Reputation: 4789
Suppose a structure defined as below is allocated dynamically in an array. Would the type, label and description need to null terminated in order to safely delete the allocated structures?
struct operation_data
{
int number;
char* type;
char* label;
char* description;
}
operation *data=new operation_data[5];
for (int i=0; i<5; i++)
{
data[i].type=new char[250];
data[i].label=new char[250];
data[i].description=new char[250];
}
for (int i=0; i<5; i++)
{
if (data[i].type) delete[] data[i].type;
if (data[i].label) delete[] data[i].label;
if (data[i].description) delete[] data[i].description;
}
My code represents the snippet above. this is causing a Heap corruption detected error in the second delete statement. Please help me rectify this.
Upvotes: 0
Views: 5434
Reputation: 53
no, they dont need to be null terminated. null termination is only an indicator where the string inside the char array ends.

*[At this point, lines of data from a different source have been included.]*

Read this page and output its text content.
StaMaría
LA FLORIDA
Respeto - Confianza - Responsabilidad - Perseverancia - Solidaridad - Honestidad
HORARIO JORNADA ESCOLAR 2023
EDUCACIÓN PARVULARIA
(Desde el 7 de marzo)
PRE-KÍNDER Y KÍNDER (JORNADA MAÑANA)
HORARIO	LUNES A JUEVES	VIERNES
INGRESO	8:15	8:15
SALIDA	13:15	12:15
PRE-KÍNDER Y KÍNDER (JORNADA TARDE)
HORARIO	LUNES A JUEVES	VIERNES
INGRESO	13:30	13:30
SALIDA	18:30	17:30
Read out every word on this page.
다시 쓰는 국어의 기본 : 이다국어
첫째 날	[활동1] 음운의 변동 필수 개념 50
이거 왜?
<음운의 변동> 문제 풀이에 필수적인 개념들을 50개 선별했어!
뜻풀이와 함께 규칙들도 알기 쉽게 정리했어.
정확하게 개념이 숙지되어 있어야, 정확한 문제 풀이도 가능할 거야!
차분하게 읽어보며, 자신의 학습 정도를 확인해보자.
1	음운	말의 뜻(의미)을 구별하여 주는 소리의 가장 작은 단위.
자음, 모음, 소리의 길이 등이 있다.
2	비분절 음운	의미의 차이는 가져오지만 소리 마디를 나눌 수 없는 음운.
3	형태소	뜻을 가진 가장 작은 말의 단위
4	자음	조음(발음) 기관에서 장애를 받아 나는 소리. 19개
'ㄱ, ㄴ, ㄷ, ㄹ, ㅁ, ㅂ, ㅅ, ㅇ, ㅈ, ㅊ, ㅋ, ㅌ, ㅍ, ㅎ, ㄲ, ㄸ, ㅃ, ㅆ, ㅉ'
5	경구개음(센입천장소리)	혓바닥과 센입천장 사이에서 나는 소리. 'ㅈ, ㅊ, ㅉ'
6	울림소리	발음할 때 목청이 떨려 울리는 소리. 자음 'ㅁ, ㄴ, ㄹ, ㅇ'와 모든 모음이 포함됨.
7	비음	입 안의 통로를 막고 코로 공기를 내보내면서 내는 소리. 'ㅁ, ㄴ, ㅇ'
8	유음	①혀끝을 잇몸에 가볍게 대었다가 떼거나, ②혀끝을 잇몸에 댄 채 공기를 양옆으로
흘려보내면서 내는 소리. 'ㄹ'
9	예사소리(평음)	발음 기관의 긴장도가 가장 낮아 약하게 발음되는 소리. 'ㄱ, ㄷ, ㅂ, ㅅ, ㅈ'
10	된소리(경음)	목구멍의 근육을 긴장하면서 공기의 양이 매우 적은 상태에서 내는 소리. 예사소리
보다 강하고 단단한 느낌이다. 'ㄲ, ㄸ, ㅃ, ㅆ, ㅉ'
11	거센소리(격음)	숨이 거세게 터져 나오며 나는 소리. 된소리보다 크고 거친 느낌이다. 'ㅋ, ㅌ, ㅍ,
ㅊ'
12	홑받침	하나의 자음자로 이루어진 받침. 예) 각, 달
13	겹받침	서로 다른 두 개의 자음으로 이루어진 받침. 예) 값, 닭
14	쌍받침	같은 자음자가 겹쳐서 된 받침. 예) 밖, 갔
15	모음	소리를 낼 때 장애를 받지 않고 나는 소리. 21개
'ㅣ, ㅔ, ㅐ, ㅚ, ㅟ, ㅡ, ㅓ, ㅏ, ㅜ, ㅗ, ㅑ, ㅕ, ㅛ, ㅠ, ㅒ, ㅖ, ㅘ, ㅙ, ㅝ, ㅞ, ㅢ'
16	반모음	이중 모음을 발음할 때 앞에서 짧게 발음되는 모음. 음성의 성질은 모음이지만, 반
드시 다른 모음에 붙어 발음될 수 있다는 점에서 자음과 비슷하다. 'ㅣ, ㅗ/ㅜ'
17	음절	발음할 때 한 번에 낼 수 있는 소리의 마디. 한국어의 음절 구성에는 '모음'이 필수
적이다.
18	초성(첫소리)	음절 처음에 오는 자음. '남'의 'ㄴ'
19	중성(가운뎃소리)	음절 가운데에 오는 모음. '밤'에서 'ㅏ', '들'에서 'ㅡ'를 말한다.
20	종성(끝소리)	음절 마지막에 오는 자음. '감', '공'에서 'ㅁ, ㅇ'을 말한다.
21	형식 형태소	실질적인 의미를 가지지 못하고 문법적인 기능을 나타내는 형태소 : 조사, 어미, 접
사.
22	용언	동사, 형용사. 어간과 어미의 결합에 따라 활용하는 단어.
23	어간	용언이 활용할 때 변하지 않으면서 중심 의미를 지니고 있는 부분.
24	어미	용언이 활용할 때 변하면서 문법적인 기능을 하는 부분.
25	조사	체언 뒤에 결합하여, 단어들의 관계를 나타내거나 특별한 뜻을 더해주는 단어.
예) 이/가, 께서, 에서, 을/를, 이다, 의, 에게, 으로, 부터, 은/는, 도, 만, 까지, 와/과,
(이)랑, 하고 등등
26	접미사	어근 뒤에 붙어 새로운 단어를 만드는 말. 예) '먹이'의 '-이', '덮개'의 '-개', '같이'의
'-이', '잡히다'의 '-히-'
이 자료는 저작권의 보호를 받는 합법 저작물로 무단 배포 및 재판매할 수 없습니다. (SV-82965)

i would recommend to add a ctor and dtor to your struct to safely delete it.
struct operation {
int number;
char* type;
char* label;
char* description;
operation() : type(0), label(0), description(0) {}
~operation() {
if( type )
delete[] type;
if( label )
delete[] label;
if( description )
delete[] description;
}
};
Upvotes: 1
Reputation: 87486
No. When you delete the structure, you are only deleting the ~16 bytes of memory for the structure itself (one int and three pointers). You are not actually deleting the memory that the pointers are pointing to. You must do that separately and it does not require null termination.
Upvotes: 3
Reputation: 254631
No, null-termination is not necessary to delete an array. If they were allocated with new char[size]
, then they can be deleted with delete []
, whatever their contents.
If they have been allocated, then you'll need to delete each of them before deleting the struct itself; member pointers are not automatically deleted.
Null termination is necessary to use them with functions such as those in the C library that work with null-terminated strings. In C++, it's usually more convenient to use the standard std::string
class, which manages the memory allocation for you.
Upvotes: 2
Reputation: 5263
If they really are arrays, then they must have been created with new[]
.
In that case, you must delete them with delete[]
, this should deallocate the array correctly.
So, you should have somewhere:
char* description = new [someSize];
and to delete it, you should do:
delete [] description;
Also, if you are using c++, you can use std::string
instead of char*
. That way, when the string is destroyed, the underlying memory is automatically freed.